Now that many states are beginning to reopen, more businesses are figuring out how to safely provide service while adhering to state-mandated healthy and safety guidelines. Some restaurants have found innovative ways to start serving customers, like seating mannequins at empty tables, to promote social distancing.
According to the Yelp report, many consumers are also pretty eager to get back to dining with others as restaurants that cater to communal dining experiences have experienced a surge in interest from May 1 to June 15 (Yelp measures "interest" by calculating a variety of user activities, including business page views, posting photos, leaving reviews and searches).
Now that on-premise dining is an option again in many places across the country, people are looking into where they can go out for fondue (interest was up 123%), tapas (up 98%) and hot pot eateries (up 49%). Yelp reported that even buffets saw a 17% increase in interest within the designated timeframe.

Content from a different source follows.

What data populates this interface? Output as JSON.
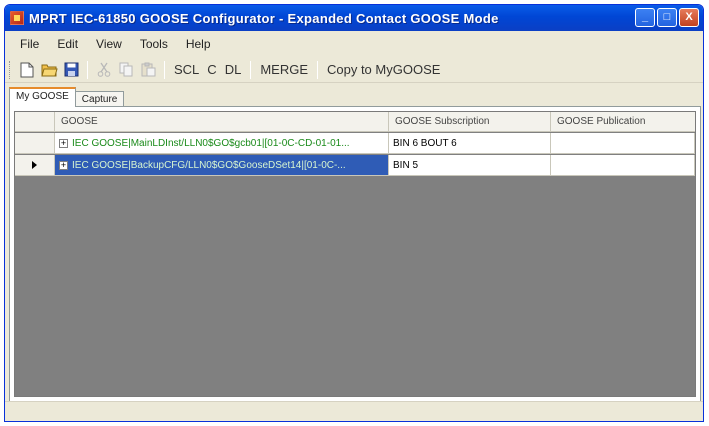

But not everyone is feeling ready to go back to a restaurant. Delivery and takeout continue to be popular, as interest for both of these categories was up 148% compared to pre-pandemic levels, according to Yelp.
The pandemic isn’t the only national event that has had a major effect on the restaurant industry this year. Black-owned businesses have received a boost of support from Yelpers after demonstrations protesting George Floyd’s death and systemic racism started being held all over the world since late May.
According to the report, there’s been a 1,785% increase in interest for Black-owned businesses since May 25 (compared to the three weeks prior), and a 9% increase in review content for Black-owned restaurants.